10- Dünyadaki Yahudilerin İsrail denilen şeye inancı kalmadı. Geleceğe dair ümitleri kalmadı. Aralarından aklı başında olanlar geleceğin İstanbul ile mümkün olacağını zaten çoktan anladılar, kabullendiler.

11- Dünyada son 20 sene içinde sessiz bir sanayi/teknoloji devrimi yaşandı. Yaşanmakta olan haberleşme/iletişim devrimi bu sanayi devrimine sebep oldu. Her türlü bilgiye ulaşmak çok çok kısa zaman almaya başladı. Bilgiye ulaşmak neredeyse masrafsız bir şey oldu.

Bu sayede, isteyenler nefislerine uyup zararlı, yıpratıcı, çökertici bilgilere ve içeriklere ulaşırken, isteyenler ise türlü türlü faydalı bilgilere ulaşır oldular.

İnsanların doğru ve faydalı bilgiye kolayca ve masrafsız olarak ulaşabilmeleri iki ana şeye sebep oldu:

a- Dini, tarihi ve siyasi meselelerdeki kandırmalar eskiden olduğu gibi kolayca ve kalıcı olarak yapılamaz oldu. Mesela şimdilerde yeniden bir Süleyman Demirel projesi uygulanmak istense, Türkiye halkının, hususiyle de gençlerin alay konusu olan bir Süleymen Demirel karakteri oluşur ve hiç tutmaz.
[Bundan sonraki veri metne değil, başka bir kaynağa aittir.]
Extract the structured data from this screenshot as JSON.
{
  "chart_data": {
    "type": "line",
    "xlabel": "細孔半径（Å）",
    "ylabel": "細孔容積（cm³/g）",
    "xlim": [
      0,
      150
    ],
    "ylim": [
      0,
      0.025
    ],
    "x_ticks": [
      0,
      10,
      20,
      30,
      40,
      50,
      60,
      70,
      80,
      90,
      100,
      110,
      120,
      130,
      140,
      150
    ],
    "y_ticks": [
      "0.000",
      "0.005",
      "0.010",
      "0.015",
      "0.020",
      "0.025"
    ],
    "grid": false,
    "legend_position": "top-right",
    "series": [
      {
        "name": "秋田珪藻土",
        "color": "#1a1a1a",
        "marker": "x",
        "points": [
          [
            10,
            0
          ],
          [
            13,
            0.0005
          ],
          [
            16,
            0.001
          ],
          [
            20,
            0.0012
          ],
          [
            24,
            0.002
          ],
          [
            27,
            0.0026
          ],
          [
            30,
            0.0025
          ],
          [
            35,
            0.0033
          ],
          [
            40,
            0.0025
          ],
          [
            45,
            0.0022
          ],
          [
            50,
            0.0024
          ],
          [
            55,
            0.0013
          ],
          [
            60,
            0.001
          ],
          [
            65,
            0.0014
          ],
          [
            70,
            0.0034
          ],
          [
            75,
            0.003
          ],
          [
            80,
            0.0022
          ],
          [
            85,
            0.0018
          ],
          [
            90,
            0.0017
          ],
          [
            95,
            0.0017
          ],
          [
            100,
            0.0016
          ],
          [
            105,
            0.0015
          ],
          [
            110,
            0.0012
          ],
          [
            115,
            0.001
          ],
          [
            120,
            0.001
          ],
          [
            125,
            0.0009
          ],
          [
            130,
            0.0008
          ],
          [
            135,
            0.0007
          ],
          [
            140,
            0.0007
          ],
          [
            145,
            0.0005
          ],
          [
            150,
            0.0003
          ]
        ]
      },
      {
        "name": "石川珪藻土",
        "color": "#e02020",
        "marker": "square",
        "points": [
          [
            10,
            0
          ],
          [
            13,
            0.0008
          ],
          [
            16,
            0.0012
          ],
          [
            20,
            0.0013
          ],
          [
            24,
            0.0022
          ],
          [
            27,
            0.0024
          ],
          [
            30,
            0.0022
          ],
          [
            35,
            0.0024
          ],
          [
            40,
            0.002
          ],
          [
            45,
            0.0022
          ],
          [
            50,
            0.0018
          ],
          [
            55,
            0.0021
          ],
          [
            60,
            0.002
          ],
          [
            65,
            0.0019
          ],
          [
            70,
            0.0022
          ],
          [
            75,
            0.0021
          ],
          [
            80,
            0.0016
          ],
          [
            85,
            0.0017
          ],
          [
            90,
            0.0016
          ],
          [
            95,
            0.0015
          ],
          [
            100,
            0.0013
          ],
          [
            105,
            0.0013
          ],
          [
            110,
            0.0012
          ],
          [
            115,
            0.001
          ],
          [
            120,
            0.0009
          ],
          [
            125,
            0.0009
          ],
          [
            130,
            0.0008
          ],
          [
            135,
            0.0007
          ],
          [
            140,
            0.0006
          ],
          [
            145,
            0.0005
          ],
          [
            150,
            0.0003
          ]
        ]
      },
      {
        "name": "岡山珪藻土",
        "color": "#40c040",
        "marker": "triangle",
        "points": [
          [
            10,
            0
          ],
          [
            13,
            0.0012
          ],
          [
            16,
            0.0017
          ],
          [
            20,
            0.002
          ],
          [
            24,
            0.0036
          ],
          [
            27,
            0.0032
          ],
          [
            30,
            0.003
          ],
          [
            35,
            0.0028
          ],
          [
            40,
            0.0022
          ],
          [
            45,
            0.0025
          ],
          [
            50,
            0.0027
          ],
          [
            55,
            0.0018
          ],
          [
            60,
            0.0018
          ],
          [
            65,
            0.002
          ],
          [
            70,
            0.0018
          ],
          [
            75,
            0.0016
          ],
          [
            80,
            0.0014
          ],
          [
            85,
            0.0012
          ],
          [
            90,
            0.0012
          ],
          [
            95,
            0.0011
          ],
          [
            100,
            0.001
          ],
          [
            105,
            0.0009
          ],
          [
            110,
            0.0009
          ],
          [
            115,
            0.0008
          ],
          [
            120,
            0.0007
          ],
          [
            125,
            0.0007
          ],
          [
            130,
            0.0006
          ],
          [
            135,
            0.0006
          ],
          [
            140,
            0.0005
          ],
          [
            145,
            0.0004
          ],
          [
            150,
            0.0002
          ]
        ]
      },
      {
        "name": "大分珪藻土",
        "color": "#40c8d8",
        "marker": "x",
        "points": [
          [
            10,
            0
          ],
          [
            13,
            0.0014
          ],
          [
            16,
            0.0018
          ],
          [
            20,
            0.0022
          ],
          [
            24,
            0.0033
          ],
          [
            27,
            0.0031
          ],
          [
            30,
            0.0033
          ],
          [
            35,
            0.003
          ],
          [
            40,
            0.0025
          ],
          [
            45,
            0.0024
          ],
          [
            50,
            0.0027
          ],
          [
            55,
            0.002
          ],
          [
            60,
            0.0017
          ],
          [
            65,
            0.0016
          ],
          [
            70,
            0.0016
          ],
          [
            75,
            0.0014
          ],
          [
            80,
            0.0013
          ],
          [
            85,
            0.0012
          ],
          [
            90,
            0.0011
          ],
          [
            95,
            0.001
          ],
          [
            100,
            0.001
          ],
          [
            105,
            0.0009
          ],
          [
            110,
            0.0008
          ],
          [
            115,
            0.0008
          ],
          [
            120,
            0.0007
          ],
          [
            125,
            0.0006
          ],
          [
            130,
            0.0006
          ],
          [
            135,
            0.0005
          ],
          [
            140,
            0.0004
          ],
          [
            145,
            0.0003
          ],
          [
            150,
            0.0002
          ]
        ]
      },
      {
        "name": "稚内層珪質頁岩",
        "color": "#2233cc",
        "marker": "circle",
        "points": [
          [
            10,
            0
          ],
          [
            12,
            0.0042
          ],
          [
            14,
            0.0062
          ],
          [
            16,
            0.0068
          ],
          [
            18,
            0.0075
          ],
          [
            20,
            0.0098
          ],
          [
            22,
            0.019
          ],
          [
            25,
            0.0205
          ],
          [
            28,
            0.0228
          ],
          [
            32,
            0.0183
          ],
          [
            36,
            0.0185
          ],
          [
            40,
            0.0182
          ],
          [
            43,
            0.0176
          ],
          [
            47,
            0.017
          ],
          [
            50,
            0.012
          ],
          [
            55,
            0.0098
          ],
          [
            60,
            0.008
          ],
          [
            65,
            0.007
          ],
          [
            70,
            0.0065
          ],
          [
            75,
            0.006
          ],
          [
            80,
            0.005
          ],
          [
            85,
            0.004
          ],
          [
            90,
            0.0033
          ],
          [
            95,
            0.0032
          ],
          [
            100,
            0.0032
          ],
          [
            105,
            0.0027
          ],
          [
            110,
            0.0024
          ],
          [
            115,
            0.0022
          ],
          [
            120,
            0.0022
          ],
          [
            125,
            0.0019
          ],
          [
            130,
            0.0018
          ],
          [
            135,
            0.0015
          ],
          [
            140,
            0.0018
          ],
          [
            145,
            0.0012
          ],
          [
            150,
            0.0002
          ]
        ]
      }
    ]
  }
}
Lakin geçmişte tuttu, çünkü halkın, içinde bulunduğu şartlar, imkanlar, dengeler çok değişikti.

b- En karmaşık teknoloji, mühendislik ve bilim dallarına dair bile çok doğru, çok faydalı içeriklere ulaşabilenler, bu sahalarda kolayca ve çok düşük maliyetlerle çok ilerleyebildiler. Evlerinin garajlarında arabalar, uçaklar, denizaltı gemileri, robotlar vb yapanların sayısı bile çok artık. İsrail ve İsrail’in tasmalı köpekleri olan ABD ile bazı AB ülkelerinin teknolojik üstünlükleri de geride kaldı. Çin merkezli yeni bir Ankebut Ağı örme hedefi de bu sayede büyük darbeler aldı. Bilgi ve dolayısıyla ilim ve teknoloji artık dünyanın her yerinde… Bu, Londra merkezli Ankebut Ağının, İstanbul tarafından dağıtılmasında, bozulmasında çok faydalı oldu.

Saatlerce yazılması ya da sesli anlatılması gereken kısımlar var. İşte bu yazdıklarım ve daha fazlası da İsrail’in ve Londra merkezli dünya düzeninin yok olmasını zaten sağladı.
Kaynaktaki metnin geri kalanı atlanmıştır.